A point of concern that one could raise against the VBLS algorithm is in how far the variational approximation in this algorithm affects the quality of function approximation. It is known that factorial approximations to a joint distribution create more peaked distributions, such that one could potentially assume the VBLS might tend a bit towards overfitting. It is important to notice, however, that in the case of VBLS, a more peaked distribution over the posterior distribution of b_m actually entails a stronger bias towards excluding the associated input dimensions. A more peaked distribution over b_m pushes the regression parameter closer to zero. Thus, VBLS will be on the slightly pessimistic side of function fitting and is unlikely to overfit, which corresponds to our empirical experience. Future evaluations and comparisons with Markov Chain Monte Carlo methods will reveal more details of the nature of the variational approximation. However, it appears that VBLS could become a useful drop-in replacement for various classical regression methods. It also lends itself to incremental implementation as would be needed in real-time analyses of brain information.

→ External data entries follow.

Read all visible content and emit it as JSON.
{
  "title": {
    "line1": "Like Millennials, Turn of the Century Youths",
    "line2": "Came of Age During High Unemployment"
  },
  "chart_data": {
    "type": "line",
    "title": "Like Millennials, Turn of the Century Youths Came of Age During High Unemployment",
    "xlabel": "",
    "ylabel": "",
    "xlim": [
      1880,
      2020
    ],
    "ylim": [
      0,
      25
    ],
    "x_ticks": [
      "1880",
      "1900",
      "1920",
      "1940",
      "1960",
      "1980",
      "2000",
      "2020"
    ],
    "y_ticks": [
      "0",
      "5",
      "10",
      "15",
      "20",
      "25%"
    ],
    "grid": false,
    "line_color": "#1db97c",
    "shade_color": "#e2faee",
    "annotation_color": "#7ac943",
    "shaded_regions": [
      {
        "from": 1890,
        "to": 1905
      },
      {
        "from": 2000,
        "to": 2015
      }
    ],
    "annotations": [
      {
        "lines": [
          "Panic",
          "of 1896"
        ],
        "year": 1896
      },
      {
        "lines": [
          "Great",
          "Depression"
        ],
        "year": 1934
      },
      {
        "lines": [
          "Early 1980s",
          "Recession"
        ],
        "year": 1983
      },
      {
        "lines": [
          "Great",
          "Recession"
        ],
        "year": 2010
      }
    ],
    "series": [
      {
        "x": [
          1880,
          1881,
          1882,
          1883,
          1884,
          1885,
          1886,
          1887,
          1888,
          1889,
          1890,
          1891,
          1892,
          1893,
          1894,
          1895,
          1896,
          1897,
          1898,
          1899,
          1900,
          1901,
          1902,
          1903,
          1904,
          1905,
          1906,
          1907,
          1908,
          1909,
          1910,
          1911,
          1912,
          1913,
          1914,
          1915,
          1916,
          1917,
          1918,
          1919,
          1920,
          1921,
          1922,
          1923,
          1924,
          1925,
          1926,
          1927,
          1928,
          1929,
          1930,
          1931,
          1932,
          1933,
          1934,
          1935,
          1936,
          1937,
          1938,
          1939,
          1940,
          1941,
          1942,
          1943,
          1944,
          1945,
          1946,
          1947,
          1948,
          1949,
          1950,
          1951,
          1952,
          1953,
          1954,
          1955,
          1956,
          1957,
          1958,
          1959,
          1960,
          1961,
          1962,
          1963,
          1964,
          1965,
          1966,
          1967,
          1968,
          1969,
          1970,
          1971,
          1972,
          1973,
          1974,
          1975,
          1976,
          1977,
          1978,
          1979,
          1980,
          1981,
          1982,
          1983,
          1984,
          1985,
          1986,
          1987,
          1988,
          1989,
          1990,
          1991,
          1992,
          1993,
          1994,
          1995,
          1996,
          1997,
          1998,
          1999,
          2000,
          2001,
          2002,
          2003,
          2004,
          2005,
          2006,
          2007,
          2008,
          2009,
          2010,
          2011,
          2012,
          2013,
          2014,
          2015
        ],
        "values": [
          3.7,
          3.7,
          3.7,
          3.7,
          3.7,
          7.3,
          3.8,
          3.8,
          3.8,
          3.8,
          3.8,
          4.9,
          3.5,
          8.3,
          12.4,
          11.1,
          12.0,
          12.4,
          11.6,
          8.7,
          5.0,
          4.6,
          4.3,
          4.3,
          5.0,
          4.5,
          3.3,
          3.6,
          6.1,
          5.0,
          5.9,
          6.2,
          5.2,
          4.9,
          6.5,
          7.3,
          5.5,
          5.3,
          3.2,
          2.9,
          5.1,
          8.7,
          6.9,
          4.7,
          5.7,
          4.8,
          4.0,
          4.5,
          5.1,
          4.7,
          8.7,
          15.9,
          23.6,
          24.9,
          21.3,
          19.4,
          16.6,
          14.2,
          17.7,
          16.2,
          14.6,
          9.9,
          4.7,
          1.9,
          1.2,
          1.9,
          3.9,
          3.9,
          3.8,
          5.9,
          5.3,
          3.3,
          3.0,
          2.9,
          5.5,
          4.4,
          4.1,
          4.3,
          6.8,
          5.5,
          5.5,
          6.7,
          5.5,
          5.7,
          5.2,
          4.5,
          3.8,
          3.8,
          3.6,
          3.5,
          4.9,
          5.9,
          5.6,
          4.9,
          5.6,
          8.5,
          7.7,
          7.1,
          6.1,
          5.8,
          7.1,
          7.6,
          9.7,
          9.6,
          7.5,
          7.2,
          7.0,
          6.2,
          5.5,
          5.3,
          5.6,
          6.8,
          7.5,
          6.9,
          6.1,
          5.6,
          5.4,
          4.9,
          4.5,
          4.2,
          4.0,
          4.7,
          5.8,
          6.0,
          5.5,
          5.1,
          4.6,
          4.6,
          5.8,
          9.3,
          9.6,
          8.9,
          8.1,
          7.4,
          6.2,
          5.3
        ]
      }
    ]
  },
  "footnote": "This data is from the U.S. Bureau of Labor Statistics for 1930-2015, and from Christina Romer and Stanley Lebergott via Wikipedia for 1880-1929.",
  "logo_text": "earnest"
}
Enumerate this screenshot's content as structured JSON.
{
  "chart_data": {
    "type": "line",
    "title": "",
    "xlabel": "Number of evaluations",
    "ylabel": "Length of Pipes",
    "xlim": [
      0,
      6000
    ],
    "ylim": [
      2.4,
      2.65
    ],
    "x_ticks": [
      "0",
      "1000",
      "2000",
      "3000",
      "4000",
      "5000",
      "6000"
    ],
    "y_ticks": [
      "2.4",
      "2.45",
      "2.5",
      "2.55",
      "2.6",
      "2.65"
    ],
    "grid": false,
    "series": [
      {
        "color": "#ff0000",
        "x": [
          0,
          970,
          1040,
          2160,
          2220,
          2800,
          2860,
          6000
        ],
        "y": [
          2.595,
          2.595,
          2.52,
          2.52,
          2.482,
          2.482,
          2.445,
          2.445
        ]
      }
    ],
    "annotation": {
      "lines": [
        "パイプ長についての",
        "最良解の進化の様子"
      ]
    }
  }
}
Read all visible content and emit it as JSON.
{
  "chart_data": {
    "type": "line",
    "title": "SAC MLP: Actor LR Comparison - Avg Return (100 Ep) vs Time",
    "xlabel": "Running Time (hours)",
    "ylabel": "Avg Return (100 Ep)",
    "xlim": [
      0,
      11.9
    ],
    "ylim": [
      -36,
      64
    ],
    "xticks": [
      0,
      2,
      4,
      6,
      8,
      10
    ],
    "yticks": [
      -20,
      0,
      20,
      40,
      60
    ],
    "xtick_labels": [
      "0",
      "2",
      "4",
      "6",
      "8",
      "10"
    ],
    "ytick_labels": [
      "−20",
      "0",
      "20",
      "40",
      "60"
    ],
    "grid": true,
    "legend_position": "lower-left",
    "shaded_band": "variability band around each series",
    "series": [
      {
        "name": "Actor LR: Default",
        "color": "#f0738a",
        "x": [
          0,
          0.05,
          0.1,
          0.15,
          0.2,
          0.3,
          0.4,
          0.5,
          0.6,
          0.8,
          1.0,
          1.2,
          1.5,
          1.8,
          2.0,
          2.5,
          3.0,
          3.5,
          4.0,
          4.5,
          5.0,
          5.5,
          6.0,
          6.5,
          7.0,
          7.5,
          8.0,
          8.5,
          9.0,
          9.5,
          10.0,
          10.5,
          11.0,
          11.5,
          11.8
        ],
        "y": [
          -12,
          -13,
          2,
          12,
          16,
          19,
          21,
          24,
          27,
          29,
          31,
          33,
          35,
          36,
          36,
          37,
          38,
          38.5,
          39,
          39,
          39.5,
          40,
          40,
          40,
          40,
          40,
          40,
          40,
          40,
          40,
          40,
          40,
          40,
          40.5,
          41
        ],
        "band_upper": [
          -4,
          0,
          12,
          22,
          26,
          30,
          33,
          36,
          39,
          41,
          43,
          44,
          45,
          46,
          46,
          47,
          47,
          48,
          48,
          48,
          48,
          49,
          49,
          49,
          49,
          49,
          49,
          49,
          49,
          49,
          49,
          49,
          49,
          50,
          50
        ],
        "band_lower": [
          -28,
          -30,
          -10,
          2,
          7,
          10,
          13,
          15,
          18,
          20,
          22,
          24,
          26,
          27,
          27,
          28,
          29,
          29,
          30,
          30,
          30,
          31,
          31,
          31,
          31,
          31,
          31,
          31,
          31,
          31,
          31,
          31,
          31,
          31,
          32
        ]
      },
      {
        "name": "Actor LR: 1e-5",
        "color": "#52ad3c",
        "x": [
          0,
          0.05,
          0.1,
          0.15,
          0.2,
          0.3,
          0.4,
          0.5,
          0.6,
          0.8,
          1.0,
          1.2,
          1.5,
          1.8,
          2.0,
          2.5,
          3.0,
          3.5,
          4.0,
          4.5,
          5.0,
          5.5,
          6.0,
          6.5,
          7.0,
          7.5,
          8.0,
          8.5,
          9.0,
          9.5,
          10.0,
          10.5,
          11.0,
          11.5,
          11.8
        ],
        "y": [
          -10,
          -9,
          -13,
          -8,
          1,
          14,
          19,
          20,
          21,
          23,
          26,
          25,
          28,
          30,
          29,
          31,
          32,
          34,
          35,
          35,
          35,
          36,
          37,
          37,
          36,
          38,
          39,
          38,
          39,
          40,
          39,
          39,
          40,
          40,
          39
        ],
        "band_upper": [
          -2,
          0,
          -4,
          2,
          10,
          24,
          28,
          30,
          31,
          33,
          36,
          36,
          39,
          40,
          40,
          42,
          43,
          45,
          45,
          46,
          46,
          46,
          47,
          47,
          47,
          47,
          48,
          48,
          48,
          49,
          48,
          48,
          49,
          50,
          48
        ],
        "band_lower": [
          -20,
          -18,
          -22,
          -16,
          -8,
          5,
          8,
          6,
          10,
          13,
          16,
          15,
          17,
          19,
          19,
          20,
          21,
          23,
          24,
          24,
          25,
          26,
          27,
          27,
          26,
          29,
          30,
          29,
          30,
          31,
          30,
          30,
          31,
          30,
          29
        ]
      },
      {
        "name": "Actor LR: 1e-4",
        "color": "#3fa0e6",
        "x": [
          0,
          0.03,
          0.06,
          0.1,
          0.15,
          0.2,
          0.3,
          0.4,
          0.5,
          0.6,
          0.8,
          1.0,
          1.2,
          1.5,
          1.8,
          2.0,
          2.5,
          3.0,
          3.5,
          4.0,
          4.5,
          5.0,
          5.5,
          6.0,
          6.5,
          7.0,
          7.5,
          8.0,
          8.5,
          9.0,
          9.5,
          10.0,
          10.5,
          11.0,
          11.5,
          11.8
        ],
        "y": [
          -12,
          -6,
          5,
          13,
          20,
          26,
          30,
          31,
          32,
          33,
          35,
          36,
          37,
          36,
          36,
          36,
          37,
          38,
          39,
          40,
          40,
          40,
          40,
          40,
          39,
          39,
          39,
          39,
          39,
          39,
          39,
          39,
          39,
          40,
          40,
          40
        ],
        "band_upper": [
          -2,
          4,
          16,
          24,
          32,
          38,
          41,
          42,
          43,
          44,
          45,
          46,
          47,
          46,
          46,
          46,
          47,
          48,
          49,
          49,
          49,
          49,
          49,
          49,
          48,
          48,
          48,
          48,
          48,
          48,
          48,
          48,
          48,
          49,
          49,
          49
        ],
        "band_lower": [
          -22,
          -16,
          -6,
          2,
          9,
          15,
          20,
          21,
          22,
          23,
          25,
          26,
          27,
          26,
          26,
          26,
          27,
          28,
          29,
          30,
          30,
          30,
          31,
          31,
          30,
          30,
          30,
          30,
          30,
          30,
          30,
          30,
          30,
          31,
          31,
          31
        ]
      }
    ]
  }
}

Our final application of VBLS examined how well motor cortical activity can predict EMG activity and end-effector velocity data as collected in monkey experiments in previous publications [19, 20, 34]. Our analysis confirmed that neurons in M1 carry significant information about EMG activity and end-effector velocity. These results were also obtained in the original papers but with single-neuron analysis techniques and not a population code read-out as essentially performed by VBLS. Interestingly, we also discovered that PM carries excellent information about EMG and end-effector velocity—it has been previously suggested that only end-effector information is the primary variable coded in PM. Most likely, this result is due to using population code-based analysis instead of single neuron analysis. Our findings did not suggest that either M1 or PM has a significant specialized population of neurons that only correlates with either EMG or end-effector data. Instead, we found that most neurons were statistically significant for both EMG and end-effector data prediction. This rich information in the motor cortices mostly likely contributes significantly to the success of brain-machine interface experiments, where electrode arrays are placed over large cortical areas and the reconstruction of behavioral variables seems to be relatively easy. VBLS offers an interesting new method to perform such read-outs even in real-time with high statistical robustness.